Patients should report any confusion, agitation, tremor, or visual changes promptly.

Monitoring

• Baseline: Complete medical history, mental health evaluation, pregnancy test (if applicable).
• During therapy:
• Monitor mood changes and suicidality at each visit (Week 2, 4, 8, 12).
• Assess GI tolerance and weight.
• Periodic ECG if QT‑prolonging agents are used concurrently.
• Renal function is not routinely required but should be re‑checked in chronic kidney disease.

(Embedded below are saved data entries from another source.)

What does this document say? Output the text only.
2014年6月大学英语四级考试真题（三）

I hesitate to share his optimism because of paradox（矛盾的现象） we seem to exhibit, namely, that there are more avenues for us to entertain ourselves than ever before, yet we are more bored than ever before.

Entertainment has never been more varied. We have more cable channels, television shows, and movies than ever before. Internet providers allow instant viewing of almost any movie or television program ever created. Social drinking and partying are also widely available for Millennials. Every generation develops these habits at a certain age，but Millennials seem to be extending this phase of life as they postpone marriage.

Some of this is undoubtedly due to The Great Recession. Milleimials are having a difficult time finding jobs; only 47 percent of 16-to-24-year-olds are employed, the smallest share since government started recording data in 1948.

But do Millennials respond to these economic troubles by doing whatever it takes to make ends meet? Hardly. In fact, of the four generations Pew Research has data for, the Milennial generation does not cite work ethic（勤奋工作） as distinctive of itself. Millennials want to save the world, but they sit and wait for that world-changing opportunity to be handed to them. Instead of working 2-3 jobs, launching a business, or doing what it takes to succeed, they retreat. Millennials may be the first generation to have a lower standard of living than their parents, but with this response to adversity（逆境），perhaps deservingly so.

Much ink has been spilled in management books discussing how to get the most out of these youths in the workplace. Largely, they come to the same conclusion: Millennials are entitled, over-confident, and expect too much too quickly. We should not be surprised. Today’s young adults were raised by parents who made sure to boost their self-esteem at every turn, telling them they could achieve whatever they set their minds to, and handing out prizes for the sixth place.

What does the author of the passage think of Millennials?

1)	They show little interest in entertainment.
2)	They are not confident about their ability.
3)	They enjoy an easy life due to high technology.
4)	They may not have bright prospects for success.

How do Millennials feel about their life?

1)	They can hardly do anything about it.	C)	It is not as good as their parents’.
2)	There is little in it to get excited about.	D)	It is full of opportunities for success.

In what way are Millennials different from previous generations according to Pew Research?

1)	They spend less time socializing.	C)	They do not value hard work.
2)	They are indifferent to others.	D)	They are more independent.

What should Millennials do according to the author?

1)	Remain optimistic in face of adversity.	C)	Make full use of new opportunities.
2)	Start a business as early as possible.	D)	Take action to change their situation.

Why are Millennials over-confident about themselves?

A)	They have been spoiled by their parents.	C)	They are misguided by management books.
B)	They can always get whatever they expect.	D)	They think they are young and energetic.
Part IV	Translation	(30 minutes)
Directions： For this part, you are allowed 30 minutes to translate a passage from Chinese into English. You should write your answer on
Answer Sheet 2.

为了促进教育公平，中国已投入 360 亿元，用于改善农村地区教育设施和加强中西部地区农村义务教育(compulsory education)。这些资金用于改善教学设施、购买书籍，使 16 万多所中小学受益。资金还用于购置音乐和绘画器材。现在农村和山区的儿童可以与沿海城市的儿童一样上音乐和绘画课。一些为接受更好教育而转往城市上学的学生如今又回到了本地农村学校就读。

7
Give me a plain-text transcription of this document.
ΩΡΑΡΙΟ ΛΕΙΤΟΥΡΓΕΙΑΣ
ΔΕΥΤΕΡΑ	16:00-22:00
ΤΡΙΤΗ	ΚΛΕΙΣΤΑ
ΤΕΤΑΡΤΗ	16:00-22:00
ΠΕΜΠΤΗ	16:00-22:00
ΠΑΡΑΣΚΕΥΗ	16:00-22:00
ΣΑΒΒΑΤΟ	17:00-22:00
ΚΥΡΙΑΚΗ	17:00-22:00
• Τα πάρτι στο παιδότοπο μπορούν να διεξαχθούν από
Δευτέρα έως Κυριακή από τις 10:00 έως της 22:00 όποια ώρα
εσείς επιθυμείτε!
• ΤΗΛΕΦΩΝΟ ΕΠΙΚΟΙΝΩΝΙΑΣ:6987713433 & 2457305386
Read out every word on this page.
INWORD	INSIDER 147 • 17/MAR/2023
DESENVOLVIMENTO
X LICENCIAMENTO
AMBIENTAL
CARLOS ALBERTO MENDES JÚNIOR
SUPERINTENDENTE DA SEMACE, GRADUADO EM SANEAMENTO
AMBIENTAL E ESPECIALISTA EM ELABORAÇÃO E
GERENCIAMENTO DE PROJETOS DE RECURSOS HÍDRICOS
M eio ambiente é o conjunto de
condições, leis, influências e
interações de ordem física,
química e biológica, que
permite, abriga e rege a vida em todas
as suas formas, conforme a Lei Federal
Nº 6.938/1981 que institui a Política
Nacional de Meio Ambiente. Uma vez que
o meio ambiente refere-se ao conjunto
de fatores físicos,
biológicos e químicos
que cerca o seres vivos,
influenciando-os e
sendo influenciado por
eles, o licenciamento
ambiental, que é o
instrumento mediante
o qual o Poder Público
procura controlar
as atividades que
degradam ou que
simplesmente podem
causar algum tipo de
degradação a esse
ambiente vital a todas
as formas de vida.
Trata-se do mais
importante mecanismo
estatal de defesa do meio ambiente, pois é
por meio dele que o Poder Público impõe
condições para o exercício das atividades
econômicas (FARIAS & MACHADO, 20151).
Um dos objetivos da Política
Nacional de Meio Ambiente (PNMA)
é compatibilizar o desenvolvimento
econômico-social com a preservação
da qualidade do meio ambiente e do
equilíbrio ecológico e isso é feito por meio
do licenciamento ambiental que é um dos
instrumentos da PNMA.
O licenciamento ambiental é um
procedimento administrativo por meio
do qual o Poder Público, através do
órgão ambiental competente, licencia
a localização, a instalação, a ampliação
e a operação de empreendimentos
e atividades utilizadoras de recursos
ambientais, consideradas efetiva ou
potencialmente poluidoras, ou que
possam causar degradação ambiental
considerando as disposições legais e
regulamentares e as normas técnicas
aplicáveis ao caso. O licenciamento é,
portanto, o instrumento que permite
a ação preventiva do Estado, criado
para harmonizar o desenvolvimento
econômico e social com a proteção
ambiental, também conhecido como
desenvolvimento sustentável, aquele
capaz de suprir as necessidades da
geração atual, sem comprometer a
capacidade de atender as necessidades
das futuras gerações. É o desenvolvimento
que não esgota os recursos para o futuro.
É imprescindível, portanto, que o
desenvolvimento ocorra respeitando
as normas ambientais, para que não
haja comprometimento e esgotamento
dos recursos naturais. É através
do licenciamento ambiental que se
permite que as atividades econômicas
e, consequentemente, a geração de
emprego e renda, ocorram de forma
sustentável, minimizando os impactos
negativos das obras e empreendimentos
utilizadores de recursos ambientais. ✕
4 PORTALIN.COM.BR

Patients on CYP2D6 inhibitors (paroxetine, fluoxetine) should have dose reviewed within 2 weeks of initiation.

Clinical Pearls

• Rapid onset – Dayvigo may improve mood and cognitive symptoms within the first week, facilitating early functional recovery.
• Low sexual adverse profile – Compared to SSRIs, vortioxetine frequently yields fewer sexual complaints, enhancing adherence in sensitive populations.
• Cognitive boost – The 5‑HT7 antagonism and 5‑HT1A agonism enhance executive function and memory, valuable in patients reporting “brain fog.”
• Minimal sedation – Low affinity for α1‑adrenergic receptors means Dayvigo does not usually cause daytime drowsiness, unlike older antidepressants.
• Drug interactions – Strong CYP2D6 inhibitors double trough concentrations; strong inducers reduce efficacy. Consider routine dose check after any new medication initiation.
• Pediatric‑use – Not approved; use only in clinical trials.
• Pregnancy – Category C; provide counseling and consider alternative agents if risk of fetal exposure outweighs benefit.

By integrating these unique pharmacologic features, Dayvigo offers a valuable alternative for clinicians seeking efficacy, tolerability, and cognitive benefit in the treatment of MDD.